The band, led by Swedish sisters Johanna and Klara Söderberg, played a set that began with high energy and ended in transcendence.
First Aid Kit

First Aid Kit /Raph_PH

In 2008, a slightly grainy video appeared on YouTube. In it, two teenage girls, one holding a guitar, are sitting in the woods. The one holding the guitar says, “So, um, this is for you, Fleet Foxes. It’s a little gift from us. OK, here we go.”

If her spoken voice is a variation on Ordinary Teenage Girl, her singing voice is something else entirely. Something carved from nature by nature, like a mountain worn by the wind. “Through the forest, down to your grave/where the birds wait, and the tall grasses wave/ They do not know you anymore,” they sing in stunning harmony.

Johanna and Klara Söderberg, 17 and 15 respectively, were already known in their native Sweden.However, their cover of Fleet Foxes' "Tiger Mountain Peasant Song" let the broader world in on the secret. As First Aid Kit, the sisters have built a career of playing songs steeped in American folk music, country, and 70s rock. They have been embraced by critics, audiences, and the artists they revere. When they played Paul Simon's "America" live, Simon gave them a standing ovation. When they played their song "Emmylou" in front of Emmylou Harris, she wept.

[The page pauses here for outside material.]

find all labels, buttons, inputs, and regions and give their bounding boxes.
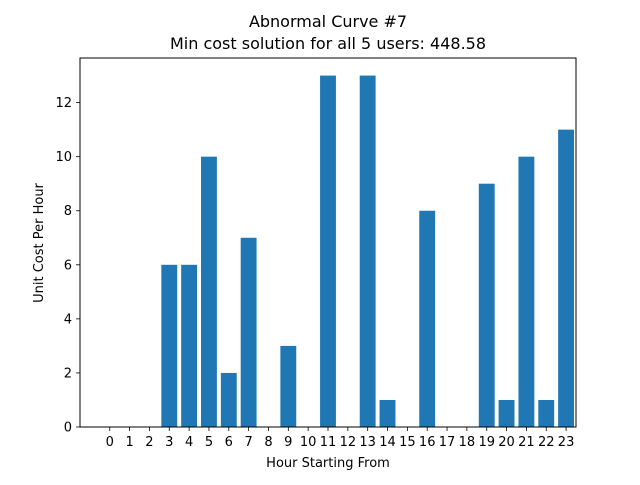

On Friday, July 21st, they made their Grand Rapids debut at Frederik Meijer Gardens & Sculpture Park. The Weather Station, fronted by Tamara Lindeman, opened. Lindeman has a pretty voice and the band is competent and sometimes interesting, but the music's subtleties proved too muted for the audience members near me (who talked loudly over the music in order to share that they were enjoying their drinks and thought Toronto was a nice city).

At 8:00pm, First Aid Kit emerged. Klara wore a floor-length, animal-print dress and white boots with chunky heels. Johanna wore a white blouse, black skirt, and white cowgirl boots. Backed by a crack band, they launched into "Palomino," the kind of yearning rock song Tom Petty might have written. It was a confident, energetic debut. Throughout, Johanna stomped her feet.

The setlist drew from their full catalog, from The Big Black and the Blue's lovely "Ghost Town" to "Everybody's Got To Learn" (which Johanna wrote recently for her daughter, now three years old). Their songs ranged in intensity from quiet and haunting (like their cover of Fleetwood Mac's "Songbird") to their own "Rebel Heart," which was fierce enough to convince you that rock and roll still matters. And when they're playing, it does.

See enough shows, and they lose some of their luster. Even the best can seem routine. But something happened to me during "The Lion's Roar." I kept tearing up. And it happened during the next song, and the one after that, and the one after that. Which struck me as absurd. I'm an adult, aren't I? What did it mean that this music had connected with something in me, something both nostalgic and yearning? That I felt, for a stretch of songs, that I could find what I'd been missing? Hadn't it seemed for some time that the past wasn't gone, but actually out there? That I could find it again? That I could do it right this time? Was I really going to get in my car and keep driving?

Wouldn't my children miss me?

The band left the stage, returning for a four-song encore. "King Of The World" was at least as joyful as it is on the album. The cover of Willie Nelson's "On The Road Again" did him proud. "My Silver Lining" ended the evening ("I don't want to wait anymore/I'm tired of looking for answers/Take me some place where there's music and laughter"). And then they were gone, as Sweden's National Anthem (Abba's "Dancing Queen") played over the speakers. 

We enjoy concerts or we don't. Transcendence doesn't usually come into it. As much as I'd loved First Aid Kit's music, I hadn't expected to find something eternal that evening. I hadn't expected to be struck like a bell. But there's just something to the way they harmonize. I'd explain what I mean, but I'm still ringing.